Monday, July 28, 2014

Troubadours: Quaint Singers or Purveyor of Male Dominance



Think of a medieval troubadour, and most of us envision a smooth-singing, tight-wearing gent strolling leisurely through ye olde village. The troubadour entertaining the culture-starved townsfolk with ballads about romance and chivalry, valiant knights and courtly maidens. To some degree, this image is true.

The troubadour, or travelling musician, was a popular sight in medieval Europe from the 11th century until the Black Plague in the 1300s. Songs performed by troubadours followed a common pattern and often told fictional tales of heroic deeds and complicated love triangles. But a good performer knows how to play to the crowd, so the theme of these poetic songs could take a vulgar turn, with veiled or overt references to the vagina. In fact, some of these salacious songs portrayed women as horny, sex-fiends.

 But, sadly, these tunes are vastly out-numbered by songs that thrust women into a subservient role as the recipient of men’s sexual aggression, with rape, seduction, and domestic violence as popular themes. The collection of troubadour ballads that remains illustrate the typical male-dominated attitude of the time: men were in the power roles, women were to be dominated and kept in their place. 

Monday, July 7, 2014

Birth Control: Present and Past


I thought this would be a timely post due to the recent ruling on coverage—or lack of---birth control in the United States.  Despite the current controversy, 21st century birth control is much better now than in medieval times. 

Did you know that Michael Scot’s The Secrets of Nature, published in 1730, contains cryptic recipes that women shouldn’t eat because it will render them infertile? Also, a chap named Raymond Lull recommended that women should consume juniper and thyme to prevent pregnancy.

Despite the fact that post-modern birth control continues to improve, societal attitudes towards women and their reproduction are still consistent with medieval times. Who has a right to decide what happens in a woman’s womb? In the Middle Ages it was men: husbands, fathers, clergy, and the courts.  In 2014, it is courts, clergy, and employers.

To learn more about medieval birth control, The Medieval Vagina will be published this fall, so be sure to check it out!

Tuesday, July 1, 2014

Medieval Attitudes in a Modern Comnmercial


I saw a television commercial for a new product. It is a body wash that is specially formulated to be gentle on a woman's vagina. The commercial  is humorous, showing a man in the shower who accidently uses this vagina-friendly product. He freaks out – perhaps out of fear that his man-card will be revoked if his buddy learned of his faux pas or perhaps out of fear that his penis will transform into a vagina after coming into contact with a feminine soap.
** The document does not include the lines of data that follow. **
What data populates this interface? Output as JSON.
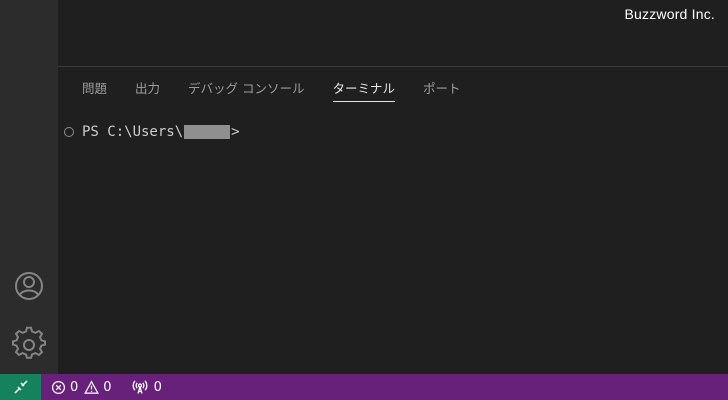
{
  "watermark": "Buzzword Inc.",
  "activity_bar": {
    "accounts_icon": "account-icon",
    "manage_icon": "gear-icon"
  },
  "panel": {
    "tabs": [
      {
        "label": "問題",
        "active": false
      },
      {
        "label": "出力",
        "active": false
      },
      {
        "label": "デバッグ コンソール",
        "active": false
      },
      {
        "label": "ターミナル",
        "active": true
      },
      {
        "label": "ポート",
        "active": false
      }
    ]
  },
  "terminal": {
    "prompt_prefix": "PS C:\\Users\\",
    "prompt_suffix": ">"
  },
  "statusbar": {
    "remote_icon": "remote-icon",
    "errors": "0",
    "warnings": "0",
    "ports": "0",
    "colors": {
      "background": "#68217a",
      "remote_background": "#16825d"
    }
  }
}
 To boost his testosterone, the man seeks out a series of "manly" activities, such as chopping wood, mowing the yard, boxing, and karate. He even ends his masculine pursuits by crushing a beer can. Funny stuff!

This commercial combines three points we wrote about in The Medieval Vagina; how men fear the mysterious vagina, how we are all skittish about using the word vagina, and how vaginal hygiene products are viewed. Although the ideas in The Medieval Vagina are more than 600 years old, according to this 30-second commercial, the concepts still ring true today.

In The Medieval Vagina, we explore the vaginal paradox – how men in the Middle Ages were so fearful of the one feminine body part that they were also most attracted to. There is also a chapter dealing with term, words and euphemisms for the vagina. It seems crude and vulgar to us now, but the c-word was the acceptable term in medieval days. The word "vagina" really didn't enter English vocabulary until later, when Latin influenced the language, yet we are still intimidated by it.

 I noticed this  commercial uses "V" in place of "vagina". Maybe "vagina" is one of those words one cannot say on TV. And lastly, we included a chapter in The Medieval Vagina about douching and vaginal hygiene during the Middle Ages. Like the  company, women in antiquity recognized the need to keep the nether-regions clean, but unlike the modern company, medieval women resorted to a plethora of questionable recipes.

Kudos to the company for developing vagina-friendly products and to their marketing department for creating a memorable commercial. But the time has come for women – and men – to get over their nervousness about the vagina, both the object and the word.